Django Follows the Law of Least Googling

by barce on July 11, 2011

What web framework should someone new to web development learn?

Any framework that follows what I call “The Law of Least Googling.” This law states that a tutorial will not let a learner have to Google anything for as long as possible and for as little as possible.

I’ve followed the Django Tutorial all the way to the end. I did not use Google once, which means Django follows The Law of Least Googling.

Because of this, I am now recommending that any person new to web development use Django.

I used to think Rails was the way to go but because of the dependency mess with having to use Rake 0.8.7 to get RSpec working correctly, I am less inclined. Rails is a pain to install on Windows. You also have to google how to get the MySQL gem installed. This is not ideal when SQLite can’t get installed for some reason.

But once you get Rails running it’s great, but as a newbie, I wouldn’t be surprised if lots of folks already gave up.

Rails isn’t that bad. It hits these 3 snags:

  • Issues with SQLite3 or MySQL gem install
  • Creating sessions not working correctly with Rake 0.9.2. But There’s a patch.
  • It’s a pain to install on Windows, but I’m not really a Win Fanboy.

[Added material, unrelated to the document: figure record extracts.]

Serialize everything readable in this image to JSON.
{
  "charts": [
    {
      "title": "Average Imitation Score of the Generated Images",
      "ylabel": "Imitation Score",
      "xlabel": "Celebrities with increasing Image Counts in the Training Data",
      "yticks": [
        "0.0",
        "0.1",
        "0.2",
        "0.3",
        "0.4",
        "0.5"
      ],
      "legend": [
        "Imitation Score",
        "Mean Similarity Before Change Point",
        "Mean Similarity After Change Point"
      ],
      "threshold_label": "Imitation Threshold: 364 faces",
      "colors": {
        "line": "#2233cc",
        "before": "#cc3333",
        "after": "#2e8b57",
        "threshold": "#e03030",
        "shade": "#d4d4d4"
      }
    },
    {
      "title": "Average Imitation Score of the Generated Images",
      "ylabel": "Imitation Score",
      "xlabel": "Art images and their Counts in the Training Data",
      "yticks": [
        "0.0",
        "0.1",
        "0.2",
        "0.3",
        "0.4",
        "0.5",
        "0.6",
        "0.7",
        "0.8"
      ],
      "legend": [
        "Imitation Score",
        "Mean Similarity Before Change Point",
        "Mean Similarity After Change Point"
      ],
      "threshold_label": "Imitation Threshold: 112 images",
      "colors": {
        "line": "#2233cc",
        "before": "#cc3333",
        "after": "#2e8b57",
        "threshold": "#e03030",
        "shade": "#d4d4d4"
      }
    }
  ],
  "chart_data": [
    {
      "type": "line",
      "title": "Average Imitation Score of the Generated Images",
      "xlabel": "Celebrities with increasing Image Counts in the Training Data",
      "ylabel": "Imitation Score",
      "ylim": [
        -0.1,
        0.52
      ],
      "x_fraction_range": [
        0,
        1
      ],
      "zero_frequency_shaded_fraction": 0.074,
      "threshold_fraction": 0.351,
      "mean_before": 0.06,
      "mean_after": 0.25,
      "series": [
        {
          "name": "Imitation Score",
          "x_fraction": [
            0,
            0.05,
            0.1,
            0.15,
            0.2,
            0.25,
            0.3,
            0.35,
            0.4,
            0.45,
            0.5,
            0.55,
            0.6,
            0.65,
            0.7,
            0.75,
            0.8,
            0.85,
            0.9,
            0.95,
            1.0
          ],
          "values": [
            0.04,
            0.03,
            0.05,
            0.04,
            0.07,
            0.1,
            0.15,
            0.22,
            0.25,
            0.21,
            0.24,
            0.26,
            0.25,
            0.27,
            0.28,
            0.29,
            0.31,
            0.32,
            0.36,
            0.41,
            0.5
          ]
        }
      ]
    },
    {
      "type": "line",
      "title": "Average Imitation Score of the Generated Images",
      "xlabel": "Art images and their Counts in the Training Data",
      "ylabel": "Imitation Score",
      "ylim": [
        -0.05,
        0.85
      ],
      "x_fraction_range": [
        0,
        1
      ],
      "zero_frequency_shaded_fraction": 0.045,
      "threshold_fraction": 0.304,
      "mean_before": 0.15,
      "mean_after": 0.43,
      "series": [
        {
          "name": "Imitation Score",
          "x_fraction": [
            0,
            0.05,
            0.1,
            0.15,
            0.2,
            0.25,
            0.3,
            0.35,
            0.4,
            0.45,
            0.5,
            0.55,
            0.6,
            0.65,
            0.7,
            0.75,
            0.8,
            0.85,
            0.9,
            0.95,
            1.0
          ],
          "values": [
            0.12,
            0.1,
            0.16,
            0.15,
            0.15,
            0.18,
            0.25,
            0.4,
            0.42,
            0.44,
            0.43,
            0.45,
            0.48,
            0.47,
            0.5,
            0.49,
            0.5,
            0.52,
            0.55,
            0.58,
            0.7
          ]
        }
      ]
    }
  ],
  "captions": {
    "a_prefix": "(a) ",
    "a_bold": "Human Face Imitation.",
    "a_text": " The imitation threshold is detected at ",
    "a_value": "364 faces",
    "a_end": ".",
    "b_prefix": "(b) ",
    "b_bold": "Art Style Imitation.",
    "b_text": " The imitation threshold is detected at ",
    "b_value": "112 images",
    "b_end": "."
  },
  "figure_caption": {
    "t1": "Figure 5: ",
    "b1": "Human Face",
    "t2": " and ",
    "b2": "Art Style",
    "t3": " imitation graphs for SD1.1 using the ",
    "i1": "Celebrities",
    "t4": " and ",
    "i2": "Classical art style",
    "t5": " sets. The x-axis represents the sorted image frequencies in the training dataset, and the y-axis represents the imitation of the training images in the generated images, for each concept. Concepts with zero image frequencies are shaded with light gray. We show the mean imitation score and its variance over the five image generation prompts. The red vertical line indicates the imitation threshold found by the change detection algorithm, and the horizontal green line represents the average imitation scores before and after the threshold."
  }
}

Now if we’re talking LAMP, then forget it. It’s easy to get going with something like MAMP, or WAMP, but the frameworks simply don’t have that install and learn to code feel that Rails or Django has. You really cannot use a PHP framework without having to resort to Google very early. For example with CodeIgniter I have to figure out how to point my doc root correctly via Googling.

My main take away is that if you want to learn to code on the web do it on Django. Python is the language that powers Django. There’s also a great Python tutorial to get you started.

{ 1 comment… read it below or add one }

Dave Doolin August 28, 2011 at 9:51 pm

2012 maybe for django. Plate is full right now.

Zed is right about process killing creativity… and about process helping execute on creativity. I see it (philosophically) as a yin-yang system of building processes to free myself from thinking about… process.